The researchers also saw that the timing and clonality of various mutations appeared to frequently follow a similar pattern across different tumour types.

For example, they found that in four of the nine cancers, cells developed mutations driving expression of the protein APOBEC later in their development. Higher APOBEC activity appears to encourage higher mutation rates and a resulting increase in genetic diversity in a tumor, and thus a higher likelihood of treatment failure or resistance.

Ideally, an increasing understanding of evolutionary processes like this one, especially if they can be understood to follow a predictable pattern, could inform the development of therapeutic strategies to preempt future mutations, essentially blockading them from the proliferative options available.

"It's turning out to be remarkably constrained. There aren’t a limitless number of ways a tumor can evolve," Swanton said. "We are seeing each mutation constrains the next and the one after that, and if we understood that better the idea is that we could potentially initiate therapies that would stop a tumor taking that next path."

According to the study authors, the results also have implications for the drug development process. When patients don't respond to targeted treatment despite testing positive for a particular mutation, it might not necessarily mean that an experimental drug has failed, it could be effective in those with clonal mutations but ineffective in those with subclonal mutations.

Thus, dividing patients with clonal versus subclonal mutations could tease out whether there is a sensitive subgroup of patients who do benefit from treatment.

Admittedly, Swanton said, the practicality of looking so deeply at tumor heterogeneity in the context of drug development or in clinical practice may be far off.

Pharmaceutical developers have only recently embraced molecular subtyping of patients in clinical trials. Further stratifying patients based on the clonality of their genomic alterations is a whole other story.

"This is not easy. It's turning out to be more complex than we'd hoped, but that's not a reason to back away," Swanton said.

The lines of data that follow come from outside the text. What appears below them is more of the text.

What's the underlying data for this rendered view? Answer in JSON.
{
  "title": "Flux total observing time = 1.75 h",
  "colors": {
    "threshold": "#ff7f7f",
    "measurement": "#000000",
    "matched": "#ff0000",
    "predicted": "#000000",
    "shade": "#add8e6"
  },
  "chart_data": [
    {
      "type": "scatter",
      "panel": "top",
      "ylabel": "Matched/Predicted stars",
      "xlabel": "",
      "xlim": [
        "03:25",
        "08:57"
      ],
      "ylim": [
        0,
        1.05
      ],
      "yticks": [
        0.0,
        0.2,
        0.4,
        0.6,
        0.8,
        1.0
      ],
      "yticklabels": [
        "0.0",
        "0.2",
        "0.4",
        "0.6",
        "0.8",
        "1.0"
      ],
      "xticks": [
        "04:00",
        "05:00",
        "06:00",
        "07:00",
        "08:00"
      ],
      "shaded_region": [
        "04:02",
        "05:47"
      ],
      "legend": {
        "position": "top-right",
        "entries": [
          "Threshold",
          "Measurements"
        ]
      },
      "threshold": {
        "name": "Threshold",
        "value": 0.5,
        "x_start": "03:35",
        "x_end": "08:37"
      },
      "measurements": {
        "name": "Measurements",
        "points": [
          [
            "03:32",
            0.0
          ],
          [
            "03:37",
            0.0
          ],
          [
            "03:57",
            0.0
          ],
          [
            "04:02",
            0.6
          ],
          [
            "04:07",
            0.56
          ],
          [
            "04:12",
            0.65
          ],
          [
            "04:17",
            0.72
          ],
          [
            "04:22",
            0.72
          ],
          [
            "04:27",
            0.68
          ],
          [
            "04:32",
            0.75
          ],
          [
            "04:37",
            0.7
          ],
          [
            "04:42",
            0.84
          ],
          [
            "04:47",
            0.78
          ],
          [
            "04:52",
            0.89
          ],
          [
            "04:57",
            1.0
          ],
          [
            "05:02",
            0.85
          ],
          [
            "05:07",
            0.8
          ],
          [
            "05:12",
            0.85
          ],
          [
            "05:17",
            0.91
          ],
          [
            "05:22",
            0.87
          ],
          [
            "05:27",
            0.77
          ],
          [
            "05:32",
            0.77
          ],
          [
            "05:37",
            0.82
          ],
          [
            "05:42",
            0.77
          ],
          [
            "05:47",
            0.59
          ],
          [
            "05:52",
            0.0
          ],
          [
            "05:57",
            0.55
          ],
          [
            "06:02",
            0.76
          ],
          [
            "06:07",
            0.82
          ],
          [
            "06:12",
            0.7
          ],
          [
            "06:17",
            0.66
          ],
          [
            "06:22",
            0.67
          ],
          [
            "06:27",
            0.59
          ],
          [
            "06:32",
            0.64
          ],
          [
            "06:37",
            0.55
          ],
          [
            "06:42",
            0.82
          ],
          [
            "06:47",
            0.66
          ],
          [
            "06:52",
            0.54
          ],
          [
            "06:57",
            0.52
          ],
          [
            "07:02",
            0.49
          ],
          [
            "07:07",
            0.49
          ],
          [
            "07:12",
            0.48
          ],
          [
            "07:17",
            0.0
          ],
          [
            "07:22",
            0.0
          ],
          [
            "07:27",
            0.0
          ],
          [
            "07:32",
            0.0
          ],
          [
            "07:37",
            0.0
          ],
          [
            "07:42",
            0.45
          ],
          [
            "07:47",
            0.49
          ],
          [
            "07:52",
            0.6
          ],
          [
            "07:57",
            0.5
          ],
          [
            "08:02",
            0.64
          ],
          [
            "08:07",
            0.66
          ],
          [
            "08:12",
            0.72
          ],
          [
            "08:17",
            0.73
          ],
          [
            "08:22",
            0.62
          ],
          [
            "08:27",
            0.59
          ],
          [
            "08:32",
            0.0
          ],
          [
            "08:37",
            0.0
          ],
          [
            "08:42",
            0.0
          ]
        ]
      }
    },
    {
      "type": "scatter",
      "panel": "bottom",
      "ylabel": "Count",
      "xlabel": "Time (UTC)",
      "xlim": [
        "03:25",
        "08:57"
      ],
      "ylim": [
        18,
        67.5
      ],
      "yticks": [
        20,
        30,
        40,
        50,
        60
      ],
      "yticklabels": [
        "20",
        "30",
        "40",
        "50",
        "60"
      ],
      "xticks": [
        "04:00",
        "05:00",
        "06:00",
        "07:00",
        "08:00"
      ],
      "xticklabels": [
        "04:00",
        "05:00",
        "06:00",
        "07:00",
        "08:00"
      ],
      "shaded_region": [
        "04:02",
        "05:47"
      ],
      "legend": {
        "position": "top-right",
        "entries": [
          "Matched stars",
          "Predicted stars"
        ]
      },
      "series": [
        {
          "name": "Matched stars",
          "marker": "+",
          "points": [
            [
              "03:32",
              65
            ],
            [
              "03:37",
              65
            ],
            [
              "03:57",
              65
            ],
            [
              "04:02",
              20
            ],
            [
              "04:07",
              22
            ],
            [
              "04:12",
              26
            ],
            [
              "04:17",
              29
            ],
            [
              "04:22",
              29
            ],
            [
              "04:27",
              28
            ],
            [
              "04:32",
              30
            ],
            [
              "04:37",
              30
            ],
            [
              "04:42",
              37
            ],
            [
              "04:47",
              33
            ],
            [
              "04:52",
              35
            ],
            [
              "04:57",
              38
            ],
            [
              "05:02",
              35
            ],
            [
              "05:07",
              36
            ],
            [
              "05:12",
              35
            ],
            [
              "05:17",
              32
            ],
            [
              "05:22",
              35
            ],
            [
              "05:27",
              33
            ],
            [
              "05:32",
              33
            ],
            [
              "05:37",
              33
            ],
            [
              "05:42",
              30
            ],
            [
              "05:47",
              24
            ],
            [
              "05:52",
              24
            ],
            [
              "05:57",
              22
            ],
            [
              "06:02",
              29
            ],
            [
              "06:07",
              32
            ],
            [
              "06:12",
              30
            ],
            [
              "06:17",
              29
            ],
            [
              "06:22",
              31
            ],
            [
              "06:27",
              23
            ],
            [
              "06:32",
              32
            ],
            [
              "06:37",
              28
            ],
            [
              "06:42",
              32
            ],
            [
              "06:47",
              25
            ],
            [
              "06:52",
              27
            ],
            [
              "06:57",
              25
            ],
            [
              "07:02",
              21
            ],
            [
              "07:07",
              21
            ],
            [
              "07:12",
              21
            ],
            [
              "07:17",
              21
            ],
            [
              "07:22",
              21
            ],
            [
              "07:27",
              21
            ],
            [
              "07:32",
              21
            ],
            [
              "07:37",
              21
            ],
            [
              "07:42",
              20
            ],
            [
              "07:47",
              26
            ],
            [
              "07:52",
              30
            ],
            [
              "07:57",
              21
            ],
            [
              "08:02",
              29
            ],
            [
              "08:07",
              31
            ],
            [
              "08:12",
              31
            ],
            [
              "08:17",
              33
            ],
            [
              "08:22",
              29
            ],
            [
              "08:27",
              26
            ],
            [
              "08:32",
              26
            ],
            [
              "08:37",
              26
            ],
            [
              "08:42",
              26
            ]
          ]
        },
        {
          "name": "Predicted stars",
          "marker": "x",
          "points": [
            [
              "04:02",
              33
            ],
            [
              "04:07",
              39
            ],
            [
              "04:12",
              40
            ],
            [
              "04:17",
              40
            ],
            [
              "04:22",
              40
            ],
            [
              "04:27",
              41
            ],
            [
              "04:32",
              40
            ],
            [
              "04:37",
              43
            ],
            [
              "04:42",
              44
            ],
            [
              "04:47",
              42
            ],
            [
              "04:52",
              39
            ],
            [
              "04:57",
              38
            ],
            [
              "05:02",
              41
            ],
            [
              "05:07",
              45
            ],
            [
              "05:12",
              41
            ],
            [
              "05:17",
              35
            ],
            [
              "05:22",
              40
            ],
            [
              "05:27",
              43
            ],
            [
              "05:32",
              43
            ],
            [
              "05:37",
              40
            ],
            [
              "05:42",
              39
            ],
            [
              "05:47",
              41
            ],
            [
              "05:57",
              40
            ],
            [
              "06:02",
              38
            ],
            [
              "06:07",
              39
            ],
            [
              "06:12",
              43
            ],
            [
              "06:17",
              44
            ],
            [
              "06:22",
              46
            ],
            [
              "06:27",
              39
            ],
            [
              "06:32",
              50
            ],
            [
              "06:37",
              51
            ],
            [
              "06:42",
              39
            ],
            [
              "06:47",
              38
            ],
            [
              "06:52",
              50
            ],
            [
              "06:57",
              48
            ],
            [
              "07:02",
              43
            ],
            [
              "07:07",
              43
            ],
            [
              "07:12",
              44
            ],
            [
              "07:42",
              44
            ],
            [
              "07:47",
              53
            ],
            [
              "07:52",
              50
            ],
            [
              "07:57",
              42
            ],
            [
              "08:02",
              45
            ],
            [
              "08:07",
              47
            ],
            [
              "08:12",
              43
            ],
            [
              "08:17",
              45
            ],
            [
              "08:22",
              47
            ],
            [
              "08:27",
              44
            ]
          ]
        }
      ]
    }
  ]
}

Moving forward, he and his colleagues are now working to collect more clear evidence of the effect of tumor heterogeneity on drug response in several current and planned studies.

Cancer Research UK is funding the ongoing TRACERx study in which Swanton's group is analyzing multiple biopsy samples in lung cancer patients from their primary disease diagnosis and adjuvant treatment through progression and metastasis if it occurs.

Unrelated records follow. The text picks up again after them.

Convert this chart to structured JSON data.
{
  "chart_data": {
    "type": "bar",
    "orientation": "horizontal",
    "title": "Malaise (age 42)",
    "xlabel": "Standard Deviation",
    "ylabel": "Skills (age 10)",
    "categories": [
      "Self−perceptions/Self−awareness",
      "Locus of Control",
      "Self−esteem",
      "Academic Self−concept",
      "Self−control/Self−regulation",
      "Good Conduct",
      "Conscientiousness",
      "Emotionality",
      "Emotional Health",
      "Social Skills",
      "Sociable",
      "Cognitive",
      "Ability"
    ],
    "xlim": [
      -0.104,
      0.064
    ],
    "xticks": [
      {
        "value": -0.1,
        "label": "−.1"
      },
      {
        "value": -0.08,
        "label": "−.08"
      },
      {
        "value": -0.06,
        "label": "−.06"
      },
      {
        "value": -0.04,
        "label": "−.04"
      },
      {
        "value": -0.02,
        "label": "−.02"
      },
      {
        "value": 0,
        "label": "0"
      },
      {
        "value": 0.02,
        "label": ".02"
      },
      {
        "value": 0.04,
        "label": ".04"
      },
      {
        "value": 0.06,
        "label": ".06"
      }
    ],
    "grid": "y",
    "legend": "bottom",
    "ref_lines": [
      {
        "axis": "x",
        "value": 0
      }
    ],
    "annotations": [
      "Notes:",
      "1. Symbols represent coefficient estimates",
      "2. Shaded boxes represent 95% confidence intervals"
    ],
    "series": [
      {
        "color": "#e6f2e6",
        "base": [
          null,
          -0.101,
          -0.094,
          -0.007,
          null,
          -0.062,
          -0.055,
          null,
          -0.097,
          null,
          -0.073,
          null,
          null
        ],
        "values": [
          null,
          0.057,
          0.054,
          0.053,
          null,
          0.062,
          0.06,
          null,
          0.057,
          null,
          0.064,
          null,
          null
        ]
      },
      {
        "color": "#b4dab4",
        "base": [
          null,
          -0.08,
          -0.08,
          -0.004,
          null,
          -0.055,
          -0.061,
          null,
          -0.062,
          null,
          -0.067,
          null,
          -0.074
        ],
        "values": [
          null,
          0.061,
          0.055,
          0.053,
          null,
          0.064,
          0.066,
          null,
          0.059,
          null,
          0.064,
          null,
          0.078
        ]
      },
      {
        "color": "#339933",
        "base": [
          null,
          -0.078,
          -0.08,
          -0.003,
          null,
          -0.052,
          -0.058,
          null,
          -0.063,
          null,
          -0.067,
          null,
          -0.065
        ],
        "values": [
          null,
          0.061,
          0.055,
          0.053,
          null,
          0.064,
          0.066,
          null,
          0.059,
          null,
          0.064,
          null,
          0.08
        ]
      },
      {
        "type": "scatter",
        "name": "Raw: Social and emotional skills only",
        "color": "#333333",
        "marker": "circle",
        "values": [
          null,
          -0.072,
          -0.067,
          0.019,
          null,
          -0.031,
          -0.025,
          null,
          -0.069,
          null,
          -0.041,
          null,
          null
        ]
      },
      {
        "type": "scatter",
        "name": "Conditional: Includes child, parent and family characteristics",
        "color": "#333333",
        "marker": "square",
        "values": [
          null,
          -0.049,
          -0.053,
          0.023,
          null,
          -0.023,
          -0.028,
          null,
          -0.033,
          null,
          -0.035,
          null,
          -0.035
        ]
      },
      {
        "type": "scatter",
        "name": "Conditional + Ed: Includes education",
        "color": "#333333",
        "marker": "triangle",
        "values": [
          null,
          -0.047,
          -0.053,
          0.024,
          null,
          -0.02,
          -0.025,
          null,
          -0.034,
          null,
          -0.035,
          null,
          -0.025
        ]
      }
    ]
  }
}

Unlike in the TCGA study, in which the group was only able to analyze single biopsies — likely underestimating the presence of subclonal mutations — in TRACERx the researchers are looking at multiple samples to gain a more accurate picture of heterogeneity, and overcome what Swanson called the "illusion of clonal dominance."

"A particular mutation can look clonal in one region, but in another region that mutation is completely absent," he said.

Then, in a set of follow up studies called DARWIN I and II, recurrent TRACERx patients will be treated, if possible, with targeted drugs based on their genomic profile. The group will investigate whether patients with targeted mutations in the majority of their tumor cells indeed do better on targeted therapy than those with mutations in only a subset of cells, Swanton said.

The investigators will also look for particular mutations present in subclonal populations that appear to confer resistance to particular drugs.

According to Swanton, his team is also involved in or planning studies of tumor diversity and evolution in renal cancer, esophageal cancer, and breast cancer.